Citando o vazamento de credenciais internas, o autor do reuerimento de convocação, senador Marcos Rogério pediu esclarecimentos sobre as estratégias de segurança cibernética implementadas pela empresa, que gerencia dados de inscritos no INSS e em políticas sociais federais.
O requerimento para convite da ex-noiva de Vorcaro é do deputado Kim Kataguiri (União-SP), que classifica a influenciadora como “pessoa de extrema confiança” do ex-controlador do Master. Citando registros da investigação sobre o banqueiro, o deputado afirma que a influenciadora testemunhou ou recebeu informações sobre a rede de relacionamentos de Vorcaro, em especial com autoridades do Poder Judiciário. Martha Graeff também prestará depoimento na CPI do Crime Organizado do Senado nesta quarta-feira (25).

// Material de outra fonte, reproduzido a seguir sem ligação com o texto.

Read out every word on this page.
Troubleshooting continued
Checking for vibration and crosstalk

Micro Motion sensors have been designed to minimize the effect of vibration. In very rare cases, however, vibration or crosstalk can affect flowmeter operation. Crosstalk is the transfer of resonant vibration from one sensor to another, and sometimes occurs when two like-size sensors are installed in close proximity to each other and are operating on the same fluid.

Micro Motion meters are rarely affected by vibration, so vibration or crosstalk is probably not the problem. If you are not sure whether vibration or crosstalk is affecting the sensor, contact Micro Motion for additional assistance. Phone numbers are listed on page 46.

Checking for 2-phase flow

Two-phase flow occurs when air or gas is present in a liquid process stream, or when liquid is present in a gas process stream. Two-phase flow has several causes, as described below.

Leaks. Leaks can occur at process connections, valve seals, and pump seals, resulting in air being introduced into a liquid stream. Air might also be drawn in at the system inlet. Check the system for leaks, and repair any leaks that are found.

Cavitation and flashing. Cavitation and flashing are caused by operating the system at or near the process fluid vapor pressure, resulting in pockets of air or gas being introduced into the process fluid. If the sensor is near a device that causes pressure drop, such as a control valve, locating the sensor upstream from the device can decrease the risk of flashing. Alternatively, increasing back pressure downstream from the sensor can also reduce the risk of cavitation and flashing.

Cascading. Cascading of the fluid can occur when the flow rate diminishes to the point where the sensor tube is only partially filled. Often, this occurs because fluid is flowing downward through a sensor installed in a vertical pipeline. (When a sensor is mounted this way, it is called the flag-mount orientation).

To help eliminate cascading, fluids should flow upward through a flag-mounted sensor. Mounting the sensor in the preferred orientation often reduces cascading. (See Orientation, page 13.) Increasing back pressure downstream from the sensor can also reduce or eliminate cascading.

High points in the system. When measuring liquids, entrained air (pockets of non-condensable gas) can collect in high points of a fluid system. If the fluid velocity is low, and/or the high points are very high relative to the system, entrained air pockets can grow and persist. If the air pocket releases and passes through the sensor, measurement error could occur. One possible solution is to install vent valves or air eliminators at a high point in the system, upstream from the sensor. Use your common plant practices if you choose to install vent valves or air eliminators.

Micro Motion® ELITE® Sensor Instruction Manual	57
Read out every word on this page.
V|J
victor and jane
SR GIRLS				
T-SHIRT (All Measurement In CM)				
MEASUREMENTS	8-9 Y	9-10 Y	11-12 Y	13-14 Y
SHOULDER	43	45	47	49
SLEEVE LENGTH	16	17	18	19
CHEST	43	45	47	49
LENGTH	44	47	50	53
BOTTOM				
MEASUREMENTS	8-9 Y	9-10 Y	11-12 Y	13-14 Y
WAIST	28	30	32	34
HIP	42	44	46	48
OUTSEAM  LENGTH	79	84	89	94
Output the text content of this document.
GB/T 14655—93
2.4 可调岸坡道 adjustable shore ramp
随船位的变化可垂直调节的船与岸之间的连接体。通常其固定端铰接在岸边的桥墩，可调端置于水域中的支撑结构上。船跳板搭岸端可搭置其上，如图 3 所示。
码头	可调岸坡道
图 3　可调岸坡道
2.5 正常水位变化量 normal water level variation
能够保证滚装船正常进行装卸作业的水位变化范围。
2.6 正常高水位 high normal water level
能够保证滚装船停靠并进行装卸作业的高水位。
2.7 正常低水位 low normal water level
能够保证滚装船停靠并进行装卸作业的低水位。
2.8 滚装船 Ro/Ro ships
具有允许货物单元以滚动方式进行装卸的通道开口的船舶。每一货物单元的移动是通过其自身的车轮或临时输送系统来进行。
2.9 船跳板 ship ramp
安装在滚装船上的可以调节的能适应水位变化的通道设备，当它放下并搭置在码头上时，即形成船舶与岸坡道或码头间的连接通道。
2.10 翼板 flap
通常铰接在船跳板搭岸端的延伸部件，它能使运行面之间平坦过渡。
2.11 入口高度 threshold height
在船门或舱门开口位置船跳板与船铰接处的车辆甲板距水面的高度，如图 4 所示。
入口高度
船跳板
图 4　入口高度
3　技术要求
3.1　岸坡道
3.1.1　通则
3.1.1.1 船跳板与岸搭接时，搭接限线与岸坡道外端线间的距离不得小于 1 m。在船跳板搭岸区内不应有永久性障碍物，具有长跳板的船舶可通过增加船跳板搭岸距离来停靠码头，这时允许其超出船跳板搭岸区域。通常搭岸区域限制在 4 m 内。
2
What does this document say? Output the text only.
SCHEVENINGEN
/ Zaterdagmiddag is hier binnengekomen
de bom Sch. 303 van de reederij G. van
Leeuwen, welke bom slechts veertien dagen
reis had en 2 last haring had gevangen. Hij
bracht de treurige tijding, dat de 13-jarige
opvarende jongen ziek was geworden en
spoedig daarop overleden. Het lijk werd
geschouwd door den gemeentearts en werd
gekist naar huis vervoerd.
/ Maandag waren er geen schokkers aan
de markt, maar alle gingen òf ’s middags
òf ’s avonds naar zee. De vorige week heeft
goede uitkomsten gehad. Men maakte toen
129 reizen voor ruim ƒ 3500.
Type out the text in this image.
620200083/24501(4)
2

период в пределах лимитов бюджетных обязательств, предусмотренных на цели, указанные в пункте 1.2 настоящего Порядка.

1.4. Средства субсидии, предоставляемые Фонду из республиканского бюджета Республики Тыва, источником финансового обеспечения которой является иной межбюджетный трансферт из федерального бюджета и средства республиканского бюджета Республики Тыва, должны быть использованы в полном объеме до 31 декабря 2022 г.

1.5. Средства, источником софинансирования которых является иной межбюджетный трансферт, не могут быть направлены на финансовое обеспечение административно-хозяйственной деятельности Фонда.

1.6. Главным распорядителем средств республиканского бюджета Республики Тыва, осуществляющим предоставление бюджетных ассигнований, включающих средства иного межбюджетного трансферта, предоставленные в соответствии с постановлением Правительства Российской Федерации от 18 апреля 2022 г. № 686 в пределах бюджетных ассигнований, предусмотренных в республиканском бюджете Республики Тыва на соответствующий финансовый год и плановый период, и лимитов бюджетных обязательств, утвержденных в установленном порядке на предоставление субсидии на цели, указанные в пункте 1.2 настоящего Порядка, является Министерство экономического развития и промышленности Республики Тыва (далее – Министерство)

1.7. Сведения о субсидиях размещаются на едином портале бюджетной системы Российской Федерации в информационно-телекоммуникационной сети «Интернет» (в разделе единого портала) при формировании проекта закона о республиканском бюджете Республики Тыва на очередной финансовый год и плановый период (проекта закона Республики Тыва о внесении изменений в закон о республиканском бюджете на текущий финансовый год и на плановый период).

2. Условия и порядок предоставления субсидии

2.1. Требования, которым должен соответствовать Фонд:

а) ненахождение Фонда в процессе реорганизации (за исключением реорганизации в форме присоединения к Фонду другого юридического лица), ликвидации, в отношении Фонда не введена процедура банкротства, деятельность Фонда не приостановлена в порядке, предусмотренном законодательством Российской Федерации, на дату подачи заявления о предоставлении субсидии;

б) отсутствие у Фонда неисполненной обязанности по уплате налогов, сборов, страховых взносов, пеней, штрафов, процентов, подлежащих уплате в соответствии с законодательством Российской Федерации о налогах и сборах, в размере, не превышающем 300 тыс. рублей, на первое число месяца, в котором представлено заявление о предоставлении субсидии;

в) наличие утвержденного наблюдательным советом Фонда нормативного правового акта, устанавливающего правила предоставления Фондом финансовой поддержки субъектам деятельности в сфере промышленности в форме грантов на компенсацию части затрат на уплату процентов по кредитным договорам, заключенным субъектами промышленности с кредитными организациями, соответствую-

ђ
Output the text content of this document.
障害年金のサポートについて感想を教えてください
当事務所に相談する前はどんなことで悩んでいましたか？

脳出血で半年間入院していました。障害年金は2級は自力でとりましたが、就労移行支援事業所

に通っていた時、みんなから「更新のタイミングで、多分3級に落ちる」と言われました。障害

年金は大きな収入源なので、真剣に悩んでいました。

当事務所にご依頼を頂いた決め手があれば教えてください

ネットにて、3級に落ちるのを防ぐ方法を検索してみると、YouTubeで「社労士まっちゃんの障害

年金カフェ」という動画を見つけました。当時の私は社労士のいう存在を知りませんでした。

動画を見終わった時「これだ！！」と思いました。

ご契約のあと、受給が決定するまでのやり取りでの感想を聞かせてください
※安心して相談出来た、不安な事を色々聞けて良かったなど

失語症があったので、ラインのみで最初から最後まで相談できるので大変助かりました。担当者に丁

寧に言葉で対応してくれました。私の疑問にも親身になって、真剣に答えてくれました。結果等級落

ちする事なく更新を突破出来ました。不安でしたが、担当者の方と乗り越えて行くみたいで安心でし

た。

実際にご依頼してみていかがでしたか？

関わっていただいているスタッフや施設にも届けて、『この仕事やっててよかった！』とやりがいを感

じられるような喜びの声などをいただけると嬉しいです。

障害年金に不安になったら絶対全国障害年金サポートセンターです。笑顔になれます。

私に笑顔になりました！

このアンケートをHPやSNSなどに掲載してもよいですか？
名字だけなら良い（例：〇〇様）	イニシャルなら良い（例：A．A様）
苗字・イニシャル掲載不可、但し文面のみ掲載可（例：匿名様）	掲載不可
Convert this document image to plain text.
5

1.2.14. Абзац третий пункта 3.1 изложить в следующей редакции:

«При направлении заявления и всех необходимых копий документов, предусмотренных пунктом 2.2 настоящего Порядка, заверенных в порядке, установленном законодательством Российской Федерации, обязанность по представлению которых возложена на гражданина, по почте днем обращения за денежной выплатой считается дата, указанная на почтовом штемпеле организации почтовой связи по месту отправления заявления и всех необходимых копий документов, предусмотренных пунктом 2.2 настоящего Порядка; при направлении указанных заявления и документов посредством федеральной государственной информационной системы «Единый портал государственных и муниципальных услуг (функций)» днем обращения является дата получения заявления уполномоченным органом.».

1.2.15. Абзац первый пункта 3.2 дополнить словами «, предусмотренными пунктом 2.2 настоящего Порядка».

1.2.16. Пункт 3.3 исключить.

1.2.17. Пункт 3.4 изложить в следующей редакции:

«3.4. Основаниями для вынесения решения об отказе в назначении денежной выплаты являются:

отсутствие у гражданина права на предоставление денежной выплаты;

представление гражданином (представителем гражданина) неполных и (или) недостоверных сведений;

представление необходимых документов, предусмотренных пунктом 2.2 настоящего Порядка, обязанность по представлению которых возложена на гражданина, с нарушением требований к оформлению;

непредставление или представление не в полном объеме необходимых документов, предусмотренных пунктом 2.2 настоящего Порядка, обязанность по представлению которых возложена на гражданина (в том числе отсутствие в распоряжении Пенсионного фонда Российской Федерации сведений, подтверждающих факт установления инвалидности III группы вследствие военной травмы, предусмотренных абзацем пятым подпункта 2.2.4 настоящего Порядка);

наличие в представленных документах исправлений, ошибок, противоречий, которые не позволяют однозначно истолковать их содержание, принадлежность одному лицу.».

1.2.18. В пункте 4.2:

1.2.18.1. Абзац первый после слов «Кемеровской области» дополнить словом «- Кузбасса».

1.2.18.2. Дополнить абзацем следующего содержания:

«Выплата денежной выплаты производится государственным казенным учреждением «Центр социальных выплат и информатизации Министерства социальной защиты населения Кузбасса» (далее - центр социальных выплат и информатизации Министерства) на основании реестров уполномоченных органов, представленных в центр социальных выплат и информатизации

As participações de Graeff e Assumpção na CPMI do INSS concluem a agenda de depoimentos do colegiado. Carlos Viana declarou em 19 de março que, se não houver prorrogação do funcionamento, o deputado Alfredo Gaspar (União-AL) entregará seu relatório da forma como se encontra. O prazo final do colegiado é 28 de março. “Não havendo prorrogação, o relatório será lido na quarta, deixado aos parlamentares para avaliação e, na quinta-feira [26], nós votaremos o relatório já definitivo”, disse Viana à Agência Senado.